The foregoing leaves no doubt that petitioner made minimal efforts to maintain the status quo, that "construction on the [apartment] complex has long since been completed, and indeed much of it has been leased out and is occupied," and that the construction of the apartment complex at the subject property cannot be undone without causing undue hardship to both respondents and the tenants now residing there (Matter of Stockdale v Hughes, 189 AD2d 1065, 1068 [3d Dept 1993]; see Matter of Granger Group v Zoning Bd. of Appeals of Town of Taghkanic, 62 AD3d 1102, 1103-1104 [3d Dept 2009]; cf. Matter of Micklas v Town of Halfmoon Planning Bd., 170 AD3d 1483, 1485 [3d Dept 2019]). There is no indication that the construction proceeded in bad faith or without authority, as respondents obtained the necessary approvals to build the apartment complex, and the "ongoing construction was visible to all and certainly did not involve 'a race to completion' " (Matter of Kowalczyk v Town of Amsterdam Zoning Bd. of Appeals, 95 AD3d at 1478, quoting Matter of Dreikausen v Zoning Bd. of Appeals of City of Long Beach, 98 NY2d at 172; see Matter of City of Ithaca v New York State Dept. of Envtl. Conservation, 188 AD3d at 1324). Moreover, because we have already determined in our May 2021 decision that Summit Avenue is not a public street and that petitioner does not have a right-of-way over the portion at issue here, we do not agree with petitioner that these appeals implicate novel issues or public interests (see Matter of Kowalczyk v Town of Amsterdam Zoning Bd. of Appeals, 95 AD3d at 1478). Thus, the appeals are moot and, as the exception to the mootness doctrine is inapplicable, they are dismissed.

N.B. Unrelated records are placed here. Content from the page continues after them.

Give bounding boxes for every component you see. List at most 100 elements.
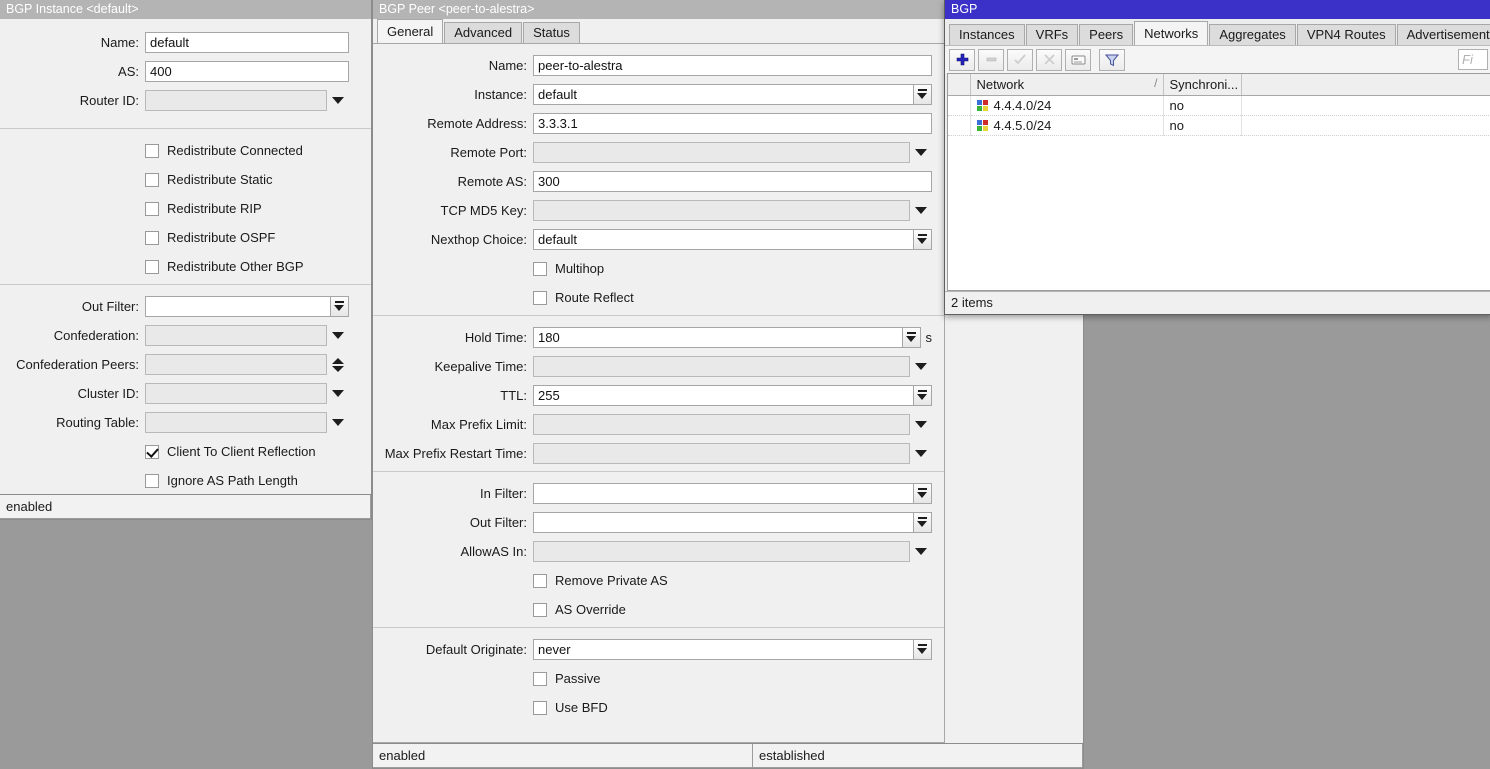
combo-button-default-originate[interactable] — [913, 639, 932, 660]
column-header-synchronize[interactable]: Synchroni... — [1163, 74, 1241, 95]
input-remote-as[interactable]: 300 — [533, 171, 932, 192]
tab-vrfs[interactable]: VRFs — [1026, 24, 1079, 45]
chevron-down-icon-cluster-id[interactable] — [327, 383, 349, 404]
checkbox-redistribute-connected[interactable] — [145, 144, 159, 158]
tab-aggregates[interactable]: Aggregates — [1209, 24, 1296, 45]
tab-networks[interactable]: Networks — [1134, 21, 1208, 45]
combo-button-in-filter[interactable] — [913, 483, 932, 504]
checkbox-row-route-reflect[interactable]: Route Reflect — [533, 286, 944, 309]
checkbox-row-multihop[interactable]: Multihop — [533, 257, 944, 280]
input-peer-name[interactable]: peer-to-alestra — [533, 55, 932, 76]
input-confederation[interactable] — [145, 325, 327, 346]
input-name[interactable]: default — [145, 32, 349, 53]
input-peer-instance[interactable]: default — [533, 84, 914, 105]
column-header-network[interactable]: Network / — [970, 74, 1163, 95]
checkbox-route-reflect[interactable] — [533, 291, 547, 305]
input-tcp-md5-key[interactable] — [533, 200, 910, 221]
chevron-down-icon-router-id[interactable] — [327, 90, 349, 111]
chevron-down-icon-routing-table[interactable] — [327, 412, 349, 433]
checkbox-passive[interactable] — [533, 672, 547, 686]
input-keepalive-time[interactable] — [533, 356, 910, 377]
input-hold-time[interactable]: 180 — [533, 327, 903, 348]
tab-advertisements[interactable]: Advertisements — [1397, 24, 1490, 45]
chevron-down-icon-confederation[interactable] — [327, 325, 349, 346]
input-routing-table[interactable] — [145, 412, 327, 433]
spinner-icon-confederation-peers[interactable] — [327, 354, 349, 375]
input-out-filter[interactable] — [145, 296, 331, 317]
table-row[interactable]: 4.4.5.0/24 no — [948, 115, 1490, 135]
bgp-instance-titlebar[interactable]: BGP Instance <default> — [0, 0, 371, 19]
find-input[interactable]: Fi — [1458, 49, 1488, 70]
checkbox-client-to-client-reflection[interactable] — [145, 445, 159, 459]
checkbox-row-ignore-as-path-length[interactable]: Ignore AS Path Length — [145, 469, 371, 492]
checkbox-multihop[interactable] — [533, 262, 547, 276]
checkbox-row-redistribute-connected[interactable]: Redistribute Connected — [145, 139, 371, 162]
remove-button[interactable] — [978, 49, 1004, 71]
combo-button-ttl[interactable] — [913, 385, 932, 406]
input-cluster-id[interactable] — [145, 383, 327, 404]
add-button[interactable] — [949, 49, 975, 71]
input-remote-address[interactable]: 3.3.3.1 — [533, 113, 932, 134]
disable-button[interactable] — [1036, 49, 1062, 71]
combo-button-peer-instance[interactable] — [913, 84, 932, 105]
checkbox-as-override[interactable] — [533, 603, 547, 617]
field-row-confederation: Confederation: — [0, 324, 349, 347]
row-flag-column-header[interactable] — [948, 74, 970, 95]
chevron-down-icon-tcp-md5-key[interactable] — [910, 200, 932, 221]
tab-vpn4-routes[interactable]: VPN4 Routes — [1297, 24, 1396, 45]
checkbox-row-use-bfd[interactable]: Use BFD — [533, 696, 944, 719]
checkbox-row-passive[interactable]: Passive — [533, 667, 944, 690]
input-router-id[interactable] — [145, 90, 327, 111]
checkbox-redistribute-static[interactable] — [145, 173, 159, 187]
input-in-filter[interactable] — [533, 483, 914, 504]
tab-advanced[interactable]: Advanced — [444, 22, 522, 43]
checkbox-remove-private-as[interactable] — [533, 574, 547, 588]
checkbox-row-redistribute-rip[interactable]: Redistribute RIP — [145, 197, 371, 220]
input-max-prefix-restart-time[interactable] — [533, 443, 910, 464]
tab-status[interactable]: Status — [523, 22, 580, 43]
minus-icon — [985, 53, 998, 66]
tab-peers-label: Peers — [1089, 27, 1123, 42]
checkbox-row-redistribute-other-bgp[interactable]: Redistribute Other BGP — [145, 255, 371, 278]
filter-button[interactable] — [1099, 49, 1125, 71]
combo-button-nexthop-choice[interactable] — [913, 229, 932, 250]
combo-button-peer-out-filter[interactable] — [913, 512, 932, 533]
input-as[interactable]: 400 — [145, 61, 349, 82]
chevron-down-icon-max-prefix-limit[interactable] — [910, 414, 932, 435]
checkbox-use-bfd[interactable] — [533, 701, 547, 715]
enable-button[interactable] — [1007, 49, 1033, 71]
input-confederation-peers[interactable] — [145, 354, 327, 375]
chevron-down-icon-keepalive-time[interactable] — [910, 356, 932, 377]
checkbox-redistribute-ospf[interactable] — [145, 231, 159, 245]
cell-synchronize: no — [1163, 115, 1241, 135]
input-remote-port[interactable] — [533, 142, 910, 163]
table-row[interactable]: 4.4.4.0/24 no — [948, 95, 1490, 115]
bgp-list-titlebar[interactable]: BGP — [945, 0, 1490, 19]
checkbox-row-client-to-client-reflection[interactable]: Client To Client Reflection — [145, 440, 371, 463]
comment-button[interactable] — [1065, 49, 1091, 71]
input-nexthop-choice[interactable]: default — [533, 229, 914, 250]
input-peer-out-filter[interactable] — [533, 512, 914, 533]
input-ttl[interactable]: 255 — [533, 385, 914, 406]
chevron-down-icon-allowas-in[interactable] — [910, 541, 932, 562]
combo-button-out-filter[interactable] — [330, 296, 349, 317]
redistribute-group: Redistribute Connected Redistribute Stat… — [0, 139, 371, 278]
input-max-prefix-limit[interactable] — [533, 414, 910, 435]
networks-table-container[interactable]: Network / Synchroni... — [947, 73, 1490, 291]
tab-peers[interactable]: Peers — [1079, 24, 1133, 45]
tab-general[interactable]: General — [377, 19, 443, 43]
checkbox-row-as-override[interactable]: AS Override — [533, 598, 944, 621]
chevron-down-icon-max-prefix-restart-time[interactable] — [910, 443, 932, 464]
checkbox-redistribute-other-bgp[interactable] — [145, 260, 159, 274]
checkbox-row-redistribute-static[interactable]: Redistribute Static — [145, 168, 371, 191]
tab-instances[interactable]: Instances — [949, 24, 1025, 45]
checkbox-row-redistribute-ospf[interactable]: Redistribute OSPF — [145, 226, 371, 249]
combo-button-hold-time[interactable] — [902, 327, 921, 348]
input-allowas-in[interactable] — [533, 541, 910, 562]
checkbox-redistribute-rip[interactable] — [145, 202, 159, 216]
input-default-originate[interactable]: never — [533, 639, 914, 660]
column-header-blank[interactable] — [1241, 74, 1490, 95]
checkbox-row-remove-private-as[interactable]: Remove Private AS — [533, 569, 944, 592]
checkbox-ignore-as-path-length[interactable] — [145, 474, 159, 488]
chevron-down-icon-remote-port[interactable] — [910, 142, 932, 163]
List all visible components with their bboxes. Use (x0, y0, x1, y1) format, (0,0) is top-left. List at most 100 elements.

Lynch, Clark, Pritzker and Ceresia, JJ., concur. Ordered [*4]that the appeals are dismissed, as moot, without costs.

Footnotes


Footnote 1:The BZA and Lux also sought to dismiss a third CPLR article 78 proceeding, also challenging the February 2020 determination, that was not commenced by petitioner. Supreme Court dismissed that proceeding as well in its October 2020 judgment, and that aspect of the judgment is not at issue here.

Footnote 2:Lux moved to dismiss the appeals as moot and, in October 2022, we denied that motion without prejudice to raising the issue on argument of the appeals (see 2022 NY Slip Op 73339[U] [3d Dept 2022]).